Heart notes make up the main body of a fragrance and are most noticeable after the top notes have evaporated. Generally pleasant and well-rounded, they are commonly made from full bodied floral or fruity notes, sometimes with a touch of spice. Typical notes include jasmine, neroli and rose as well as cinnamon, pepper and lemongrass.
Appearing once the heart notes have started to evaporate, the base notes are made up of heavy molecules which linger on the skin for hours and create a deep and lasting impression of a fragrance. Typical notes include vanilla, amber, musk and patchouli.
An accord is a combination of all the notes in varying quantities – a bit like a painter mixing colours in a palette or a musician playing notes together to make a chord.
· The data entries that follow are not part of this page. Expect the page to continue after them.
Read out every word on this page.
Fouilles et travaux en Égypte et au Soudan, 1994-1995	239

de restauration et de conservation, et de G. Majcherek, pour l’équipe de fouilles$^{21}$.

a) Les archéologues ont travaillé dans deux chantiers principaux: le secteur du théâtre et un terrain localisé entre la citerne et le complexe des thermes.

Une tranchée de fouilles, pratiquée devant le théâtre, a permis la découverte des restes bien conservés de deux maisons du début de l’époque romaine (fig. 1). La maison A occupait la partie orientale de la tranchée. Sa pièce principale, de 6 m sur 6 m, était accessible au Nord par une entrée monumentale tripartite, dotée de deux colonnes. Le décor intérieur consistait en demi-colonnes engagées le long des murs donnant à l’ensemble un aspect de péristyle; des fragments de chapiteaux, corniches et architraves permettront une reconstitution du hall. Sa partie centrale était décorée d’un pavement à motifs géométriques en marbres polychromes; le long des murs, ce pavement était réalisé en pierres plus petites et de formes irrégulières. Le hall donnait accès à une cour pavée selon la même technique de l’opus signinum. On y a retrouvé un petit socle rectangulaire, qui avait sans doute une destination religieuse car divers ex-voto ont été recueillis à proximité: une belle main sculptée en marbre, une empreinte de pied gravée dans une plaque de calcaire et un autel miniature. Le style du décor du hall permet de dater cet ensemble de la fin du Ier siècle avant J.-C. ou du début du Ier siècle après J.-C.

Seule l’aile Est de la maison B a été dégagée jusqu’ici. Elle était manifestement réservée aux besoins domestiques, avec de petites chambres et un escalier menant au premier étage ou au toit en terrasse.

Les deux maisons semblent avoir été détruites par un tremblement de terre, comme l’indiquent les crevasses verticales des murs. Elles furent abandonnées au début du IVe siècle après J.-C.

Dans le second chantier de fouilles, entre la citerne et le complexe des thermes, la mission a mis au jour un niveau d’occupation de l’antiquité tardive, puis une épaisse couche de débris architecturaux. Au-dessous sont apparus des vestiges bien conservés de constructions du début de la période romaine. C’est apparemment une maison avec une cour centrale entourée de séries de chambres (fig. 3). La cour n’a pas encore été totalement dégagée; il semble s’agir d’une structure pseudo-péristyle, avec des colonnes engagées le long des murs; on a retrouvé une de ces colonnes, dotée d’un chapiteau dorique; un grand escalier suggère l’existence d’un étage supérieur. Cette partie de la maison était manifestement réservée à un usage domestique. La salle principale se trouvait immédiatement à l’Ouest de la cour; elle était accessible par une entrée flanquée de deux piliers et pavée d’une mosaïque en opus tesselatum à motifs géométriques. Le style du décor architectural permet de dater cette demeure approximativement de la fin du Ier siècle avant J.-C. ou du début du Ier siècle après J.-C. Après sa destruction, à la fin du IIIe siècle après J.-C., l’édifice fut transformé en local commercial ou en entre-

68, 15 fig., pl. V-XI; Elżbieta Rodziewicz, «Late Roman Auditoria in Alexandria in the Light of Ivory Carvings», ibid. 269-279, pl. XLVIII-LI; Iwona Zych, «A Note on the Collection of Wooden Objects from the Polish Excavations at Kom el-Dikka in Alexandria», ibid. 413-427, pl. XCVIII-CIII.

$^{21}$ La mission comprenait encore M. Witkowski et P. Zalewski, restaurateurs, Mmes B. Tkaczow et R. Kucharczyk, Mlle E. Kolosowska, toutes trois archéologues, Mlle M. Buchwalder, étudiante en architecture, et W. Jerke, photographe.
Strengths of Perfumes in the industry
What is the difference between perfume, EDT, EDP and EDC? Well, these terms have to do with the distribution of fragrances, alcohol and water. Perfume Concentrate has the highest concentration of fragrances, between 15-40 percent. Following closely, in descending order is Eau de Parfum (EDP), Eau de Toilette (EDT) and Eau de Cologne (EDC). The higher the concentration, the longer the scent remains on the skin. Eau de Parfum (EDP) contains about 15 percent of fragrances and stays for approximately eight hours while Eau de Toilette contains about ten percent of fragrance and remains for about five hours on the skin. These factors contribute to their overall price differences. But do not forget that your choice of fragrance and your skin's pH value plays a decisive role in how long a fragrance remains.